Michael Barr, vice-président de la Fed chargé de la supervision bancaire, avertit que si un assouplissement devait effectivement se concrétiser, il pourrait mettre le système financier en péril. Michael J. Hsu, responsable par intérim du contrôle de la monnaie aux États-Unis, a également mis en garde cet automne contre une possible « course vers le fonds » en matière de réglementation bancaire.

Si les banques américaines sont autorisées à réduire significativement leurs réserves de fonds propres, cela pourrait exercer une pression sur les régulateurs européens pour qu’ils assouplissent aussi les règles en Europe. Un tel scénario risquerait de compromettre l’équilibre entre stabilité et compétitivité. Les régulateurs européens sont réticents à réduire les exigences en matière de réserves de fonds propres, notamment en raison de la flexibilité déjà offerte par les modèles internes d’évaluation des risques. 

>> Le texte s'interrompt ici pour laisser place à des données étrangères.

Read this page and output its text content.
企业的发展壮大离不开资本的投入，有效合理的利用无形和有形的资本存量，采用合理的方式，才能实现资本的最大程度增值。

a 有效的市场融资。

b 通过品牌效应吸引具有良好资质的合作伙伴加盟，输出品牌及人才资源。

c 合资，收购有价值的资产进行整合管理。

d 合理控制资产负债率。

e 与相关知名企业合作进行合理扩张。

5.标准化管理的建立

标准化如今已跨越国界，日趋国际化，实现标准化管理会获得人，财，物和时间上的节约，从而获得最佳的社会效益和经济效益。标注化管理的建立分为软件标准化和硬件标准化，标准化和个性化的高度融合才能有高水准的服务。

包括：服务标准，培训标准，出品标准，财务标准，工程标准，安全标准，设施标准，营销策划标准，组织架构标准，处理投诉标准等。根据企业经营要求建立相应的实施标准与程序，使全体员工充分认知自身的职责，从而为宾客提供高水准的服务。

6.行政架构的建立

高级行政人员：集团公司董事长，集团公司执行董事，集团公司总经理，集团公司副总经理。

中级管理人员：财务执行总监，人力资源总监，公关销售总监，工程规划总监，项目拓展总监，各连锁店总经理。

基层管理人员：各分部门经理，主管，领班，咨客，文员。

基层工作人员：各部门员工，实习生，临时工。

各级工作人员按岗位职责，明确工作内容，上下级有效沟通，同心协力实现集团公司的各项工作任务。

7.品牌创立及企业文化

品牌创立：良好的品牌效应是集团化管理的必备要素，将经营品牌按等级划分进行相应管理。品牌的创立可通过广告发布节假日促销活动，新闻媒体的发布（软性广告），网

Les banques européennes ont affiché de belles performances boursières en 2024. L’indice EuroStoxx Banks a progressé de 24 % cette année, contre 16 % pour l’indice MSCI Europe Financials. Pourtant, depuis les élections américaines, les cours des banques européennes stagnent, les investisseurs se tournant plus activement vers les opportunités offertes aux États-Unis.